The vivid tulips eat my oxygen. It was a desire that began creeping up on me too as I passed from girlhood to womanhood and the world, which had once seemed so light and open, started imposing its constraints.
Suddenly, my body was a double-edged weapon; at night, I walked quickly, with my arms crossed over my chest. Suddenly, I entered a world that had been set up without my permission and seemed, sometimes, to whittle my ambitions down. Tulips put into words all the feelings I could not say—portraying the real life of one women, and in doing so, revealing a part of us all.
In the midst of composing Ariel, Plath sensed that she was creating something special. Bold Lover, never, never canst thou kiss, Though winning near the goal yet, do not grieve; She cannot fade, though thou hast not thy bliss, For ever wilt thou love, and she be fair! At sixteen, I was captivated by this image: two dazzled lovers clasped in each other's arms, the couple captured just star-sparkled moments before their fateful kiss.

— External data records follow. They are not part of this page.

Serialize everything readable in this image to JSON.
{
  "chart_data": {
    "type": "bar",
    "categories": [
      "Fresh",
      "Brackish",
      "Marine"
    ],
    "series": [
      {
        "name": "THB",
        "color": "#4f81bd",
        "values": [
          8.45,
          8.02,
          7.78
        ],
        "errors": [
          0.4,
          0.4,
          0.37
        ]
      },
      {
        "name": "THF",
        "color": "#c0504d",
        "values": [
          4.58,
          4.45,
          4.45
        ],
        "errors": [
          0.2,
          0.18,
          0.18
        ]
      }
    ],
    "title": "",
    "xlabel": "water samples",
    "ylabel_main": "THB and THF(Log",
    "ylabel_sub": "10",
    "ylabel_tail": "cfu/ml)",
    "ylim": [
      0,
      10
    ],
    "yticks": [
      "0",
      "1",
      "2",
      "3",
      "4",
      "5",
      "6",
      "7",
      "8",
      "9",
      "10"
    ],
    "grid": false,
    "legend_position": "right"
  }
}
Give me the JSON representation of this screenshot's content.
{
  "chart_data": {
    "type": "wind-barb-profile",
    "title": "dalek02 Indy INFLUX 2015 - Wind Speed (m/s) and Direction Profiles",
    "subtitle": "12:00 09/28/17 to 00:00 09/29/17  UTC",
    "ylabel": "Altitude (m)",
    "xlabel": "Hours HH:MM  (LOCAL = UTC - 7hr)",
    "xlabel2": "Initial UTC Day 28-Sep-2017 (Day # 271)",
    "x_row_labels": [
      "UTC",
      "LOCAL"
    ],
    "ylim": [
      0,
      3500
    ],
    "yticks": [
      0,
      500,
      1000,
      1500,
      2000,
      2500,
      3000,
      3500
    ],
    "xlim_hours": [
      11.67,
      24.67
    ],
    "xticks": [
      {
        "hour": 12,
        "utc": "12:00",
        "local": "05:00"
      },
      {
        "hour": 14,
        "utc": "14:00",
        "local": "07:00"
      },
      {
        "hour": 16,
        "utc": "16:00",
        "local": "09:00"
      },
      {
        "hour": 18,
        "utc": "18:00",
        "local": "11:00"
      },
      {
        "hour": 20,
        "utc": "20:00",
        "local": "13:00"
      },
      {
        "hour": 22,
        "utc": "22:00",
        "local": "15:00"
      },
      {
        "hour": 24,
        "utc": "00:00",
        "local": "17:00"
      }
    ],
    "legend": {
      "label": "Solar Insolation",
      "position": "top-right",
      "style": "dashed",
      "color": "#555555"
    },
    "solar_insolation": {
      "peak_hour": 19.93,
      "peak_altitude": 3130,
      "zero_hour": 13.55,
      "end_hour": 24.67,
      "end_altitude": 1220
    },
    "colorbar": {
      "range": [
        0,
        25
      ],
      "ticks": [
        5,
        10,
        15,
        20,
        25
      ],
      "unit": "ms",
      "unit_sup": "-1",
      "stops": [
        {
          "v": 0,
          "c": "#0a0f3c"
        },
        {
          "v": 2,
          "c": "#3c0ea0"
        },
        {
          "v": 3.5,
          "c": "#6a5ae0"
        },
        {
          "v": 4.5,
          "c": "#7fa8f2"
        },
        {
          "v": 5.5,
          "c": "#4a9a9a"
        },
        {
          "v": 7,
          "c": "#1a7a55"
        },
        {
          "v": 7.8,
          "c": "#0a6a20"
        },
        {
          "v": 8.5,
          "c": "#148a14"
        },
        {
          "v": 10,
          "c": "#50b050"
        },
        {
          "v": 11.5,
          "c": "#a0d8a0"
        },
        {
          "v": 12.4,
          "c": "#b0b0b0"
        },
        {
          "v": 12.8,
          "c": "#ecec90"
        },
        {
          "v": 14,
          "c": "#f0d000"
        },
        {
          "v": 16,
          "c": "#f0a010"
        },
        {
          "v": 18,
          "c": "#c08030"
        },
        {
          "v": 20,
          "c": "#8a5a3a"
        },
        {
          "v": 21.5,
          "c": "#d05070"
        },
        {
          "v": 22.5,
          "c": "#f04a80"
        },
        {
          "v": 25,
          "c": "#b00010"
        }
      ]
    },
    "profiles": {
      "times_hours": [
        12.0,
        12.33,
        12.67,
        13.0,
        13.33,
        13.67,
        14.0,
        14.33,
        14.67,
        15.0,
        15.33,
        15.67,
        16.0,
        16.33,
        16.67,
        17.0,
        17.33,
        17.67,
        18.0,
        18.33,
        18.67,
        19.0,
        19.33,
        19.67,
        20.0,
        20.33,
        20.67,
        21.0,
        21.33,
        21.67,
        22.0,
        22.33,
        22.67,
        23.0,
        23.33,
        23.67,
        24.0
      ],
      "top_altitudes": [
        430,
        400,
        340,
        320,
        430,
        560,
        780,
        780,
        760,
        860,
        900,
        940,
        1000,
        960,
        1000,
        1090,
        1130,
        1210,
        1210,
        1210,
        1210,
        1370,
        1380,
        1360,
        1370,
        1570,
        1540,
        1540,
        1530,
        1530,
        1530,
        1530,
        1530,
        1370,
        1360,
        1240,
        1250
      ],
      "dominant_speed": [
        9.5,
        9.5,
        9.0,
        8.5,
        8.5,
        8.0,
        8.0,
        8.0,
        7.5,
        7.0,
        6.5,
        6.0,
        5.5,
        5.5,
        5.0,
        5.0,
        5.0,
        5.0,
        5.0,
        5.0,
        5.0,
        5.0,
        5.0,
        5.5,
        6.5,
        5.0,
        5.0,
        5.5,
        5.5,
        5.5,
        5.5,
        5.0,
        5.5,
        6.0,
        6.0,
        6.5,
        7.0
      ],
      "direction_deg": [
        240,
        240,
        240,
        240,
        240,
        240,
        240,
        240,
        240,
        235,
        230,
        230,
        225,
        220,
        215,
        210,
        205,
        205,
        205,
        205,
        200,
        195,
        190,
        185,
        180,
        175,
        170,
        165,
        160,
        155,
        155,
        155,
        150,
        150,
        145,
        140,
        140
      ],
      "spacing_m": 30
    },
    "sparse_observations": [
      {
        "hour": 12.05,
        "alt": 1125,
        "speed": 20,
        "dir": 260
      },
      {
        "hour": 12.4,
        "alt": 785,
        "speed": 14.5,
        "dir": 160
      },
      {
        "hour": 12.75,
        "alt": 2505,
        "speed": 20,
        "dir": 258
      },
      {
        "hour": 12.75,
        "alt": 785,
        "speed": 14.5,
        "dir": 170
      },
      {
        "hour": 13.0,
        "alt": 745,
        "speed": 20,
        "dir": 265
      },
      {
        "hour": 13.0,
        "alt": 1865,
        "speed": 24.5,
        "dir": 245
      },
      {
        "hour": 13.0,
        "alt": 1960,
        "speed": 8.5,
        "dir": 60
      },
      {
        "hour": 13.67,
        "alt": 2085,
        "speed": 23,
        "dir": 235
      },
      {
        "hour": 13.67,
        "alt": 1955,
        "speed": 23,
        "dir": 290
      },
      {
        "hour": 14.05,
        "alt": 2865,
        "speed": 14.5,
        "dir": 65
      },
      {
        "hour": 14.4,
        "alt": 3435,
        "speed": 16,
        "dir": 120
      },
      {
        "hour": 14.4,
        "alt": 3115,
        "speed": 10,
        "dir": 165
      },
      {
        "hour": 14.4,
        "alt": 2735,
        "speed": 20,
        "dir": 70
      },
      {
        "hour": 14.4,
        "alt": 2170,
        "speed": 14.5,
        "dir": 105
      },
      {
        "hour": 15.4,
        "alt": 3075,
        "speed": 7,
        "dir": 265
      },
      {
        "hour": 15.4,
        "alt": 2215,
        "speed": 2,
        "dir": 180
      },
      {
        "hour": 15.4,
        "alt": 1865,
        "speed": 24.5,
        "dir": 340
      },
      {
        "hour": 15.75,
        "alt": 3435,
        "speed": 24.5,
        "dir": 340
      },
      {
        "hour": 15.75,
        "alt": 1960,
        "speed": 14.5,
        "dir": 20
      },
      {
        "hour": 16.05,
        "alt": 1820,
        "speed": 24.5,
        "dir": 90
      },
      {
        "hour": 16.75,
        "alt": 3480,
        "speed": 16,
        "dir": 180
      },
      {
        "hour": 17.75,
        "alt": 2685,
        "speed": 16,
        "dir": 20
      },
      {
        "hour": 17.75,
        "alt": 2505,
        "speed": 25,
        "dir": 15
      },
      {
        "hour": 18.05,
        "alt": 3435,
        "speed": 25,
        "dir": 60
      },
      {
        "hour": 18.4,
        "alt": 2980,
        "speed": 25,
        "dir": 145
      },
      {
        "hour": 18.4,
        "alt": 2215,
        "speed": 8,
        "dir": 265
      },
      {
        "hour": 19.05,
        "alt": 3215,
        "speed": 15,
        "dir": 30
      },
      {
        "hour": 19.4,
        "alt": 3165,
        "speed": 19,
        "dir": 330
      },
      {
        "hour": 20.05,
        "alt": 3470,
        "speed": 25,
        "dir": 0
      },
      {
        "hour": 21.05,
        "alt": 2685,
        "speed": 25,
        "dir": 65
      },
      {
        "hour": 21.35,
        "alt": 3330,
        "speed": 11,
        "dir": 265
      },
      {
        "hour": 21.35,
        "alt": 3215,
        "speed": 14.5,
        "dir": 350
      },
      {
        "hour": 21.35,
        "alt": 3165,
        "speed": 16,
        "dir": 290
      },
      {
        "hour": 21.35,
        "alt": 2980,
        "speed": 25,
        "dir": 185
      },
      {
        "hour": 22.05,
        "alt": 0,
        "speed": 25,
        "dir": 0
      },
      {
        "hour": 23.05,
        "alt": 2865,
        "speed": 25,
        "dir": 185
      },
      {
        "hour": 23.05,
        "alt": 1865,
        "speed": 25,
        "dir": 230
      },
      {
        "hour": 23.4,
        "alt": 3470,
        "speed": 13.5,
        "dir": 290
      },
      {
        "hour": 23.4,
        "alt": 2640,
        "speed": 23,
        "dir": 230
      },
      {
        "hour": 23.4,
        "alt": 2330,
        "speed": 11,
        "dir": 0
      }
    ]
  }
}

So was Keats. One of my favourite forms of poetry is spoken word, and this poem in particular is amazing! The poem can be watched here:. Spoken word poetry is a form of poetry that is meant to be performed in front of an audience, but even without the performance, the vivid words themselves are still able to get across the purpose of the poem.
She uses the technique of a teaching and supportive tone like that of a mother as she talks about her personal experiences of her life. When you step out of the phone booth and try to fly and the very people you wanna save are the ones standing on your cape. And yes, on a scale from one to over-trusting I am pretty damn naive but I want her to know that this world is made out of sugar.